The Class You Never Graduate From

Sam Guthrie / 5.25.21

I remember when I first cracked open Mockingbird’s Law and Gospel and heard the concept of low anthropology articulated for the first time. It was lines like this that leveled me: 

Regardless of how good we feel ourselves to be, how well we think we are doing, or how much better we think we’re becoming, there is no getting around the accusation, “Be perfect, as your heavenly Father is perfect” (Mt 5:48). To hear those words clearly is to hear that we are significantly worse off than we imagined ourselves to be — and when it gets down to motivation, even the best things we do have something in them that needs to be forgiven.

It was like a light switch flicked on, a pair of glasses placed before blurry eyes to see what I now know to be at play everywhere, especially in my own life. Low anthropology has helped me uncover how my right living was a cover-up for judgment, approval, and pride. It has given me a new perspective on how I read and approach scripture; I now find low anthropology to be woven into the very fabric of God’s Word. It left me exposed and in need of some good news. 

In the school of low anthropology, the Holy Spirit will uncover the ulterior motives you have when you [fill in the blank with literally anything]. You’ll become more aware of the reasons you long for success or are devastated by failure. And in a backwards kind of way, faithfulness will spring from the ability to humbly accept the love showered on you despite your bent towards faithlessness.

God is in the business of renewing our minds and re-ordering our loves, but the Holy Spirit’s work of sanctification grows best in a heart that’s humbled and made aware of a continual need for grace.

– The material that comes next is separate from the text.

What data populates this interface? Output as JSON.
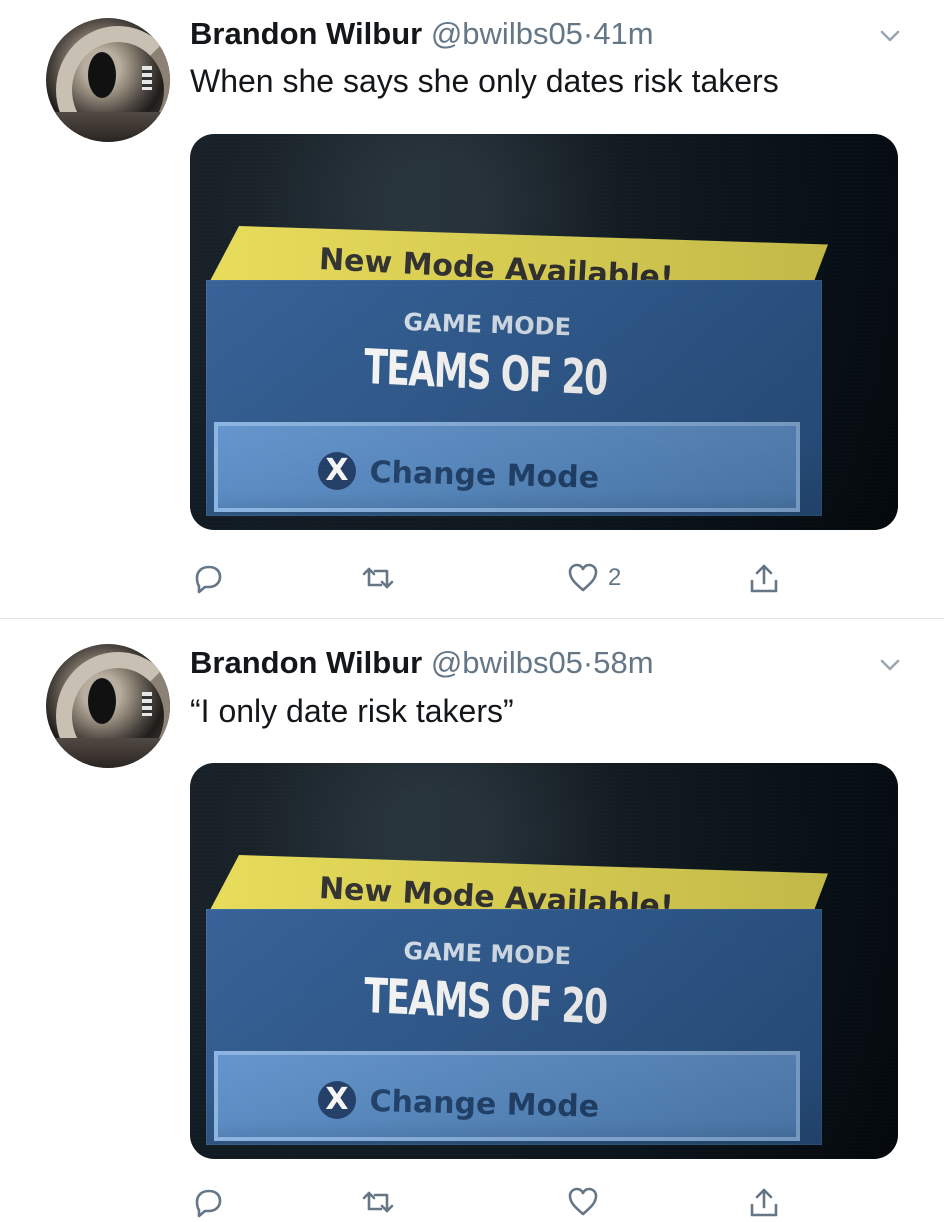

I’ve also learned that the school of low anthropology is not something you graduate from. For every time low anthropology sobers me up, I also turn it into a ladder of enlightenment. Low anthropology’s desired end includes compassion towards others whose motivations are also out of whack. But I often use the gift of low anthropology as a measurement for how “right” or “wrong” I think others are.

There’s a story in John’s Gospel where the Pharisees are about to stone an adulterous woman. With her in their crosshairs, Jesus comes along and casually begins Low Anthropology 101 class by telling them that whoever among them is without sin can cast the first stone at the woman. The King James Version says the Pharisees left because they were “convicted by their own conscience.” With the blow of bad news, the Pharisees don’t stick around to hear the rest of the story, but the woman remains, her sin hanging in the balance without a verdict: condemn or absolve. And from the mouth of her Savior, class ends with good news: “Neither do I condemn you; go, and from now on sin no more.” 

We are not so different from the Pharisees. In today’s culture, our stones are tweets we hurl at the neighbors we disagree with. They are the stones of political superiority, parent shaming, wokeness, and self-righteousness. For me, I’m the self-proclaimed heresy-hound whose low anthropology stones are ready to fly at any theology of glory, any arrogant attempt at piety, and all self-justification. I want Jesus to partner with me in my righteous anger, not nonchalantly draw pictures in the sand as I fume. I don’t know if I can take it if he lumps me in with those whom I believe to be in the wrong. I’ve graduated from that grade of low anthropology — don’t send me back, Jesus! Like the Pharisees, our rocks of truth we’re poised to wield at the sinful are also directed at us. When our vent is over, Jesus asks us to loosen our grip on our righteousness and stick around for the good news.   

In James Tissot’s painting, View From The Cross, we see what Jesus might have seen from his cross. Mary Magdalene, John, and the other women gather closest to him. The centurion looks on. What might be the Pharisees Jesus dismissed at the attempted stoning now watch satisfied. Some onlookers sit, others stand and jeer. The hillside is scattered with the usual crowd a crucifixion would draw. On her newest album, Julien Baker offers the background music for such a scene. She sings, “Oh, good God / When you going to call it off / Climb down off the cross / And change your mind.” It’s a dirge out of the low anthropology hymnal. Looking at Tissot’s painting, it’s hard for me not to sing along. Like the Pharisees, my conscience convicts me. I want to slink away. And on that day, everyone did after they witnessed what you come to expect at a crucifixion. Jesus peeled from the cross, another number added to the countless list of the crucified. The dark hole of a grave Jesus sees from his ungodly perch in Tissot’s painting will consume him and then that will be that.

But the Gospel is never what we expect. Where we see the dead-end grave, Jesus sees a door that needs to be kicked in. Where we see an exit sign, Jesus bulldozes a thruway. When we feel the pangs of accusation, and we turn to walk away, Jesus grabs our hand and asks for us to stay for the grand finale. When stones are ready to sling, Jesus reminds us that his reconciling power between us and God also mends the division between us and others. It’s a reconciling power that brushes shoulders with fellow sinners. It’s a power that transforms bumper-sticker low anthropology into a lived experience.

I shudder at the lessons I have yet to learn or the lessons I need to hear on repeat. Mainly, that God delights in bringing good news to those who desperately need it. And because of that, there is hope for the motley crew gathered at the foot of the cross.